Moussa M’Baye, artiste-chanteur, ami du défunt : « Ce que je peux dire de Jabbar, il a toujours été quelqu’un d’assez humble. Il a choisi la musique. La musique met en lumière ses acteurs. Mais lui, c’est quelqu’un qui ne cherchait pas la lumière. Il avait son combat, il voulait participer à l’émancipation des mentalités en Guinée. Il voulait apporter sa part de solution à l’évolution de ce pays. Chacun a son chemin forcément. Que Dieu veille sur lui et qu’il l’accueille dans son paradis ».
Fodé Baro, artiste-chanteur : « La mort est un fait naturel de Dieu. On peut contrôler tout, sauf ça. Il est de mon devoir d’être là pour partager la peine, les douleurs de la famille culturelle. Ce jeune, je ne l’ai pas connu de près. Mais vous savez, la musique est un signe d’annonce. Il est comme un déclic de la mosquée. Quand le muezzin lève la prière, tout le monde se rend compte que oui, il est l’heure de la prière. Ça dépend maintenant de toi que tu partes ou pas, mais tu sais qu’il est l’heure de la prière. La musique est un grand signe planétaire. Donc, ce garçon je l’ai suivi à distance sans l’approcher.

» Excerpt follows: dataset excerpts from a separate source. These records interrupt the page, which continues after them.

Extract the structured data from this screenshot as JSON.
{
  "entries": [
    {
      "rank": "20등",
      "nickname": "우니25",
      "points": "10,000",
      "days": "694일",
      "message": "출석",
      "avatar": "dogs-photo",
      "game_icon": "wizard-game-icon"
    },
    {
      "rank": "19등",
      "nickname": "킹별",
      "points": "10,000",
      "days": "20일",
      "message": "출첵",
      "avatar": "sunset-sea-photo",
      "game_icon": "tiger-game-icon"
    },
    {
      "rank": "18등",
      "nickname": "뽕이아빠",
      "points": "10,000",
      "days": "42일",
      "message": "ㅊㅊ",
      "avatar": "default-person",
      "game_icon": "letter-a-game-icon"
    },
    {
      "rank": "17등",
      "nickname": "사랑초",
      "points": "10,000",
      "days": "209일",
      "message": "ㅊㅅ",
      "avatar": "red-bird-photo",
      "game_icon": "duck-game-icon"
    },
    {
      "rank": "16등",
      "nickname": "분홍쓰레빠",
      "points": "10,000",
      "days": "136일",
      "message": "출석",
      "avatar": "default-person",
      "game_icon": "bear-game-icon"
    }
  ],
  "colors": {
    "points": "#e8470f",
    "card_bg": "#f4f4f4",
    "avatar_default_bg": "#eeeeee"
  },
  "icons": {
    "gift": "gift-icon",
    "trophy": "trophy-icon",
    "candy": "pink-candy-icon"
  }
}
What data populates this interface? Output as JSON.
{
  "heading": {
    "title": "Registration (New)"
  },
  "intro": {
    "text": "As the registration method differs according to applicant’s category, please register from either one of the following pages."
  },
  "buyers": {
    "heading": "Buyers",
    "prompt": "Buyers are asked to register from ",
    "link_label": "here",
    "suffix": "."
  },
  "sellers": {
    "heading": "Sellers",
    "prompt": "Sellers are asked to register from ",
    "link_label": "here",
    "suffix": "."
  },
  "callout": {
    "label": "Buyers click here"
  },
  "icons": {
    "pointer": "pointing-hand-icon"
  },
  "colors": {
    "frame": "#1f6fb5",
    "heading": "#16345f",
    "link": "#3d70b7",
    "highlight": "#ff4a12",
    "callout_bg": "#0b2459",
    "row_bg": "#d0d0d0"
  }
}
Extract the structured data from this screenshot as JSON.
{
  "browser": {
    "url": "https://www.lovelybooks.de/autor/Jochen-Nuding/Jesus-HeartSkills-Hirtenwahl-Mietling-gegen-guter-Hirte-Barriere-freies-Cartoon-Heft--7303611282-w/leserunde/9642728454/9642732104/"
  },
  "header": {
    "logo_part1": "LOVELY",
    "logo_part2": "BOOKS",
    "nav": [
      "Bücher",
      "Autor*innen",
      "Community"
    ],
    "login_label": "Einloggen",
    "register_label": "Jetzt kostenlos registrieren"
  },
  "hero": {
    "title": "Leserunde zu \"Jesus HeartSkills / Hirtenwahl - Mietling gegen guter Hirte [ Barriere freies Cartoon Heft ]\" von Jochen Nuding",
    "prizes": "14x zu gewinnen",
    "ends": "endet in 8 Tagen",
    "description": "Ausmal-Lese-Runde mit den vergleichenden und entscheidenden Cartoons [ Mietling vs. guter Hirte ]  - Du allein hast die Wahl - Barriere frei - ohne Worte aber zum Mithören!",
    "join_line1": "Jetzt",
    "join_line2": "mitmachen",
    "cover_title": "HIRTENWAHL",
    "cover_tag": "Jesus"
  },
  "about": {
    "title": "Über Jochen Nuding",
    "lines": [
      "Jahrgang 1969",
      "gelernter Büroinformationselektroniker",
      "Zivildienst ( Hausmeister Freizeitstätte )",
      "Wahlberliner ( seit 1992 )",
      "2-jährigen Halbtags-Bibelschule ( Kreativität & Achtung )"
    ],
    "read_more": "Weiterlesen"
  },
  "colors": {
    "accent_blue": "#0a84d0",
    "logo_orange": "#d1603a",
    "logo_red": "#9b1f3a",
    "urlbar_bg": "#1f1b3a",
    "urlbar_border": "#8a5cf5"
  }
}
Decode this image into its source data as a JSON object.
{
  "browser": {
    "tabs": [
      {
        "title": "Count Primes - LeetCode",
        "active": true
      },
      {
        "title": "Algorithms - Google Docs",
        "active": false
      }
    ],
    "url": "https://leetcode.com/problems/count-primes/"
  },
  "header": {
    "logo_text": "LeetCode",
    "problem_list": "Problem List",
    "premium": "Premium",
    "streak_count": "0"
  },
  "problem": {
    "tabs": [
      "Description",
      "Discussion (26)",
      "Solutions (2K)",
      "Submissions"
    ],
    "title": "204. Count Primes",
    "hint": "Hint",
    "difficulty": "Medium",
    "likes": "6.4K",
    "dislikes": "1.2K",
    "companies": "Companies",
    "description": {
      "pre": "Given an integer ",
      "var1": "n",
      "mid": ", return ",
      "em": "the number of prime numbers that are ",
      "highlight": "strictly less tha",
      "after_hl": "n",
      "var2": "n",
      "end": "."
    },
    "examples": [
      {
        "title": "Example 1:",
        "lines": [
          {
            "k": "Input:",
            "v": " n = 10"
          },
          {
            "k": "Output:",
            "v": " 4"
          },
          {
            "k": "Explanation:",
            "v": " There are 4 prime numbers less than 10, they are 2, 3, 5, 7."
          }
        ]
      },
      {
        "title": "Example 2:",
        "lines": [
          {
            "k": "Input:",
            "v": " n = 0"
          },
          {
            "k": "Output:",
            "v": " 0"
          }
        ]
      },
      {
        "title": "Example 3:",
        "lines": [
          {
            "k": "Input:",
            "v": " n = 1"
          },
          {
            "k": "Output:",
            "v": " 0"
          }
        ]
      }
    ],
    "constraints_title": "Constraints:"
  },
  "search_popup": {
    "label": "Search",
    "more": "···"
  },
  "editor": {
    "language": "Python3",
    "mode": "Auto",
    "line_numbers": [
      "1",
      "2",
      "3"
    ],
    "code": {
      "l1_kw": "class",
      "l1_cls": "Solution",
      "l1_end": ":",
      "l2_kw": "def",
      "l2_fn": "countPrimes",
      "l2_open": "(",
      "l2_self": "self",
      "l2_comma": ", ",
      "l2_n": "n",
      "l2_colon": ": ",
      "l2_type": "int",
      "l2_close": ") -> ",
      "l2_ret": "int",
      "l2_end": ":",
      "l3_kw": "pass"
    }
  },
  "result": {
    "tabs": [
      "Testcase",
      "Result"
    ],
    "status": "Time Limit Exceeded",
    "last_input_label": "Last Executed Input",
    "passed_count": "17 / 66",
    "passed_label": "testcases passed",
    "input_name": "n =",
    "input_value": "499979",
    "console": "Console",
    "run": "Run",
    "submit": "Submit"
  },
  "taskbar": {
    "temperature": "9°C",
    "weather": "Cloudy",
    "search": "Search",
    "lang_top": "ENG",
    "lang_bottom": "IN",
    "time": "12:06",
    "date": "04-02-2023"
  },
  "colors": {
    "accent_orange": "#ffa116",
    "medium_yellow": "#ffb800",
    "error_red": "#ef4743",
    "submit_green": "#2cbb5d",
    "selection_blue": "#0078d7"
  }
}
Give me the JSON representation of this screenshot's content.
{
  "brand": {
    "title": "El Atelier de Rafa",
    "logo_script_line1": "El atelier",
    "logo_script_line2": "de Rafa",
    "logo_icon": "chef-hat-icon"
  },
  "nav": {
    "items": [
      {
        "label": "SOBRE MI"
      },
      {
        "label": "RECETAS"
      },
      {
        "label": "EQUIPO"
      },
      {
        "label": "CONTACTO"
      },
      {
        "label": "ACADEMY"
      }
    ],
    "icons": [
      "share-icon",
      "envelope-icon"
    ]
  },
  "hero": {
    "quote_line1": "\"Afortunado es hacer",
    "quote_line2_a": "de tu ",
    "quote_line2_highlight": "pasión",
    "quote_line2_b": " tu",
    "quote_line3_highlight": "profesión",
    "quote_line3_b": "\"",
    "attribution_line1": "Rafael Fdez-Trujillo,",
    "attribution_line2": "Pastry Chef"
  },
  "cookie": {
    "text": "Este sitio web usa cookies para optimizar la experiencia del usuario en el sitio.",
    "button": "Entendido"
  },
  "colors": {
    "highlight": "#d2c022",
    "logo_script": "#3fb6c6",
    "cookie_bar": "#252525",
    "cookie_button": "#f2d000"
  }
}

Et, une fois, je me suis posé la question de savoir s’il était guinéen ou jamaïcain. Il avait une force naturelle musicale en lui et une expression mélodique qui est tellement si forte que quand je l’écoutais, je me disais est-ce qu’il est guinéen. Les bonnes choses ne restent pas longtemps. Paix à son âme et que Dieu l’accueille dans son paradis. Je pense qu’il n’est pas mort. Quand un artiste meurt, il n’est pas mort, parce qu’il a laissé quelque chose. Je pense que nous devons tous faire comme Élie qui s’est engagé, qui s’est battu pour la survie de Jabbar. Parce que nous sommes une famille, on doit se protéger, on doit s’aimer ».
A noter que l’artiste Abdoul Jabbar sera inhumé demain, dimanche 7 février 2021, à Fria.